SIAK, (Infosiak.com) – Humas PT Indah Kiat Pulp dan Paper Perawang Mill terkesan bungkam ketika ditanyakan terkait perusahaan mitra kerjanya yakni PT Barakah Atma Anjani (PT BAA) yang dikabarkan tidak pernah melapor ke Dinas Tenaga Kerja Kabupaten Siak, Jum’at (21/11/2025).
Menurut informasi yang dihimpun, PT BAA merupakan salah satu perusahaan atau sub kontraktor di PT IKPP Perawang Mill yang terletak di Kabupaten Provinsi Riau. Kabarnya PT BAA merupakan perusahaan yang bergerak di bidang penyediaan jasa tenaga kerja (perusahaan bidang manpower) bagian teknisi mekanik pemeliharaan (maintenance mechanic).
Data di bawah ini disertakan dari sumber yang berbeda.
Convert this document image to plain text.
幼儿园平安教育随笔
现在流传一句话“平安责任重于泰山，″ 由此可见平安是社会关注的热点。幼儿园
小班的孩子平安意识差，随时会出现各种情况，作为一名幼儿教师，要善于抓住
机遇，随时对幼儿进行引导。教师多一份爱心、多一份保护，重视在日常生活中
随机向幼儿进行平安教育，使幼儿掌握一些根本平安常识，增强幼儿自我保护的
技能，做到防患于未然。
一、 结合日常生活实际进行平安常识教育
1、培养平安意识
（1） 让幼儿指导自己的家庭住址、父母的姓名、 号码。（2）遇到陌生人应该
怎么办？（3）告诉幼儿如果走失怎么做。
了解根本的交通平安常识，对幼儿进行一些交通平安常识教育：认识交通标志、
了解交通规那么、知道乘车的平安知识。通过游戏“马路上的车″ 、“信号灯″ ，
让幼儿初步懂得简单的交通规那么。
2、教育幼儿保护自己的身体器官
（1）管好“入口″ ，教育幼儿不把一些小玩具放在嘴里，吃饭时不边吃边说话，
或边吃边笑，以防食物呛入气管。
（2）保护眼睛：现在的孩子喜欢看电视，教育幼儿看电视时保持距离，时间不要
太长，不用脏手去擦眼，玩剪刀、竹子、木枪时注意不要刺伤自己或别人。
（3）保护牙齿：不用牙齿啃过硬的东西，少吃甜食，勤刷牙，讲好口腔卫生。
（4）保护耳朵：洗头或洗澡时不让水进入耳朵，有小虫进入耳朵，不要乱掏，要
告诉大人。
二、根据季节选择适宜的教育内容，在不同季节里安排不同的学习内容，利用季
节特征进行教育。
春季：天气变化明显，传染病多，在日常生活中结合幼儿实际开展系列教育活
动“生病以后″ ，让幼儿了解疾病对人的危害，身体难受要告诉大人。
Beberapa waktu lalu salah seorang pekerja di PT BAA mengalami kecelakaan kerja dilokasi chemical pabrik PT IKPP Perawang Mill. Diduga hal itu terjadi akibat minimnya pengawasan serta minimnya dukungan keselamatan saat bekerja, korban terjatuh dari ketinggian dan tertimpa beban berat. Korban mengalami patah tulang dibagian kaki, patah tulang dibagian sekitar dada dan luka robek dibeberapa bagian tubuh, hingga korban harus dilarikan ke rumah sakit Syafira Pekanbaru.
Ketika ditelusuri awak media, didapati kabar bahwa PT BAA tidak pernah melapor ke Disnaker Siak.
“Belum pernah melapor, coba hubungi pihak PT IKPP selaku (perusahaan) pemberi kerja,” ungkap Kartono selaku Kepala Bidang Hubungan Industrial (PHI) Disnaker Kabupaten Siak saat dikonfirmasi mengenai keberadaan dan kegiatan PT BAA beberapa waktu lalu.
Meski sejumlah pekerja di PT BAA maupun masyarakat sekitar mengatakan bahwa kantor perusahaan di Jalan Raya KM 9 Perawang, namun Murti selaku manager PT BAA membantah hal tersebut dan seketika sambung telepon seluler pun terputus. Ketika dihubungi kembali, Murti tidak menjawab panggilan.
Tim Infosiak.com mencoba menghubungi pihak PT IKPP Perawang selaku vendor atau perusahaan pemberi kerja kepada PT BAA. Namun ketika dikonfirmasi, hingga berita ini diterbitkan, selaku Humas PT IKPP Perawang Mill Armadi tidak pernah menjawab alias bungkam meski telah dihubungi.
Sementara itu Komisi IV Dewan Perwakilan Rakyat Siak yang membidangi ketenagakerjaan menyampaikan telah membahas terkait PT BAA tersebut.
“Sudah kami bahas masalah PT BAA ini, tapi terbentur kegiatan kami,” jelas Jufrizal yang merupakan salah seorang anggota DPRD Siak dari fraksi Partai Nasdem (Nasional Demokrat).
Sebelumnya, Delvi Suseno yang merupakan salah seorang anggota DPRD Siak dari fraksi Partai Gerindra (Gerakan Indonesia Raya) menyebutkan bahwa Komisi IV DPRD Siak akan memanggil Disnaker Siak.
“Nanti coba kami panggil Disnaker dan tanyakan perihal ini kebenarannya. Harus ada laporan, Perda 11 tahun 2001,” ungkap Delvi Suseno.